For an Indian, you’re “equal” in most situations, say, until, you walk into the airport. One time, I stood in a security line and was forced to take off several articles of clothing that I knew were not required by TSA regulations to be removed. The white man behind me asked if he had to do the same, and the officer told him that he didn’t. In that split second, it was equally humiliating and infuriating.
It almost feels wrong to complain about that type of racism, when so many minorities in America alone have suffered far worse. I’ve seen news about unarmed Sikhs and Indians being shot for no apparent reason, and the only people that seem to get mad are part of my fellow brown community.

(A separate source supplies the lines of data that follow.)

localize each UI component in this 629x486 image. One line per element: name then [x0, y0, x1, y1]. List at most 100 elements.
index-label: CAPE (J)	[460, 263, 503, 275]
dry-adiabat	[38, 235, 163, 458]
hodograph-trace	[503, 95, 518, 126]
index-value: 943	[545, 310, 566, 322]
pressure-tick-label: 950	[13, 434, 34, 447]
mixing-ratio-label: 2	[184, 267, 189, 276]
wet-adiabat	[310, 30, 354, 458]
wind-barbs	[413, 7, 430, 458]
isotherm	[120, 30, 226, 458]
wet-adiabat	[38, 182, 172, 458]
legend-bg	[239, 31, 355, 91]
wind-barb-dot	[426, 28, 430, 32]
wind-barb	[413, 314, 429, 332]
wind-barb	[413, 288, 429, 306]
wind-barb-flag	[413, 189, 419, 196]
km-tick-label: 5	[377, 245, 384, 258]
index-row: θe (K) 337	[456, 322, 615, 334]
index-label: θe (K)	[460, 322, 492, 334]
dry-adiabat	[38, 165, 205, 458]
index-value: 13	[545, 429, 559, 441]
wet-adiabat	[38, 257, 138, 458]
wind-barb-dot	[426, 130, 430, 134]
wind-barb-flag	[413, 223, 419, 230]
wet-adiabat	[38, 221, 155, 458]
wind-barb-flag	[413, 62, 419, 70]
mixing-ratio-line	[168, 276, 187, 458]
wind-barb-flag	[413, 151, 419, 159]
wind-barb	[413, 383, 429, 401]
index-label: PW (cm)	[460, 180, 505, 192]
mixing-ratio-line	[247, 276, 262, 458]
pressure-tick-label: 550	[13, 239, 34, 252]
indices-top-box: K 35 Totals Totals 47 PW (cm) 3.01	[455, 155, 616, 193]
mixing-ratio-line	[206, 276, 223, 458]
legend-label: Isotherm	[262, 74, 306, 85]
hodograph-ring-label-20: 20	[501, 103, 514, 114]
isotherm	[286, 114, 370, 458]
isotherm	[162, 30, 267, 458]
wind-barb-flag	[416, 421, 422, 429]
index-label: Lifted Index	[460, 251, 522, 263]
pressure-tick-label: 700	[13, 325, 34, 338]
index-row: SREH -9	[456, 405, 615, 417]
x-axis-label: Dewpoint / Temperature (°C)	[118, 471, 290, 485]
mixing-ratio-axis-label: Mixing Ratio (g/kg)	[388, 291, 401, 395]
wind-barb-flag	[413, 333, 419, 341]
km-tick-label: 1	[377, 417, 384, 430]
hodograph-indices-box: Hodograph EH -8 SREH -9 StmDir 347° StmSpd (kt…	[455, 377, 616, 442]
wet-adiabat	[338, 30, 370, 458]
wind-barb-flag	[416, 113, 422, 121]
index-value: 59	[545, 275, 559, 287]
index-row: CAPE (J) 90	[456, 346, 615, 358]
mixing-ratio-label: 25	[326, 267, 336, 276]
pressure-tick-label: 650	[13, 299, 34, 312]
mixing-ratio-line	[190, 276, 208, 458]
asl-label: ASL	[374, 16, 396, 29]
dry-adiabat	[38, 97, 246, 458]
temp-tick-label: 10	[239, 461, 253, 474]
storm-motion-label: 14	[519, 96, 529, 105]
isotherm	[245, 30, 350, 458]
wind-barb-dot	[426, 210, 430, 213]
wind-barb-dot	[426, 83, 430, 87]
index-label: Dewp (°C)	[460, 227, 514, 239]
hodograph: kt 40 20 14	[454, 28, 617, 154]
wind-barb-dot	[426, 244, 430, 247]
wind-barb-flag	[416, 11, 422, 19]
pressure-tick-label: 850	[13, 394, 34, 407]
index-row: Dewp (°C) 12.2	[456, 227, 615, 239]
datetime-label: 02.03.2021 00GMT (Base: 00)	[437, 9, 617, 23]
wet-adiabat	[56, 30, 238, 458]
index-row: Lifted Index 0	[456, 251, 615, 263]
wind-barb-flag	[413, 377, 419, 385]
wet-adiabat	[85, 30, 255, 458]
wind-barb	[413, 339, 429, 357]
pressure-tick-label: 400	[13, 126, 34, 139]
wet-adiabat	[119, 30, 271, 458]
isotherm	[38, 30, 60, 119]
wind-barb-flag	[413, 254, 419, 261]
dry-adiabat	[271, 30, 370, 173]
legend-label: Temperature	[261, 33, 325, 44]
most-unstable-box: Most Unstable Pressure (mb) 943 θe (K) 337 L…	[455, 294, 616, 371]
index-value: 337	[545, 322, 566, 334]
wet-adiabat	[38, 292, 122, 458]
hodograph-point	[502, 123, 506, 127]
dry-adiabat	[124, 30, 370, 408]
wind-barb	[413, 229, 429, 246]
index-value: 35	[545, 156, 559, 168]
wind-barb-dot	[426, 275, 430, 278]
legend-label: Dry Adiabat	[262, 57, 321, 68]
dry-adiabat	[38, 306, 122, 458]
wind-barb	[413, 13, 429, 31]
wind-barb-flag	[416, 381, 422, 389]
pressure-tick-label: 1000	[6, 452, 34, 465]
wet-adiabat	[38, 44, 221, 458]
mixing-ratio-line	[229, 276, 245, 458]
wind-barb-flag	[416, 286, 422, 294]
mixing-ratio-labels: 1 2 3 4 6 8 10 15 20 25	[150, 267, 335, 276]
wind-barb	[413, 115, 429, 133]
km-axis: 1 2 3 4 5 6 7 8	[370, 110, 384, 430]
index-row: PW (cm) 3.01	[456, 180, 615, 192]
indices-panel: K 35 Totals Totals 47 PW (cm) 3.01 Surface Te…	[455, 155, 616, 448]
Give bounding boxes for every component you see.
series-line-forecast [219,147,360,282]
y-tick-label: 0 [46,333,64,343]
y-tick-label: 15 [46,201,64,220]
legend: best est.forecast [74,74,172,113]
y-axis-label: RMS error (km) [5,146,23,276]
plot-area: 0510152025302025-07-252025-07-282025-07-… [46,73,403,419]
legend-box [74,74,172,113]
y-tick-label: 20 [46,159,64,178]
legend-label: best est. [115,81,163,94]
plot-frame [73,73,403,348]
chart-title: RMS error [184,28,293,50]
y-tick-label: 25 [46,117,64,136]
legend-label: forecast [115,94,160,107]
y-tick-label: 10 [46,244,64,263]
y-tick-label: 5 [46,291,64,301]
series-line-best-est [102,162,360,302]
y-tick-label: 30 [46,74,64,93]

It only highlights what the black community has been trying to tell America, through the Black Lives Matter movement, and the racial injustice that they must face on a day to day basis. They’re right; the “all men are created equal” clause suddenly doesn’t apply if your skin is darker, or you’re perceived as different. Yet out of these tragic deaths arises a solidarity that the brown community usually fails to acknowledge: if every minority is being treated as less, we must stand with them.
Under Trump’s America, life is different. More of my friends have seen hate crimes. Some people I know bring their passports with them to mundane activities, in case they need to prove their citizenship. All of my brown friends put great care into how they present themselves at the airport – though to be fair, that has been happening since post 9/11, and is not necessarily limited to life under this administration. However, personally, it means that I have never been more aware of my own skin color. Despite being the only brown girl in my grade for the majority of elementary school, I would argue that I am more conscious about my skin now than I was then.
Now, it seems as if being brown means being “un-American”, even though this country was founded by immigrants. Before this election, I had thought that I had finally come to terms with my identity. I was, and am, truly an Indian-American. I realized my physical insecurities all stemmed from having dark skin, and once I recognized that, I decided that being insecure wasn’t worth it. Not if it meant feeling less because of who I am.
I grew up accepting American history as my own – because without it, I have no history. I can’t claim India’s history as my own, especially since I have only ever visited a couple times. My parents immigrated at different points of their lives, and so they each have stories of their own. And, when my aunt pointed out that I would “unfortunately, always be brown,” I understand. I see that even if I grew up embracing a country and its values, for an indefinite amount of time, it won’t embrace me back.
Yet, even under Trump’s America, amidst all chaos, for the first time in my life, I can see people like me on television. I can see comedians telling autobiographical stories – stories that parallel to my own life. I’ve never experienced that before. I see people with skin as dark as mine pointing out the brokenness in the world, in the government, and ending it with a punchline. And if you have never experienced searching for someone, anyone, that looks like you, it’s impossible to explain that type of happiness.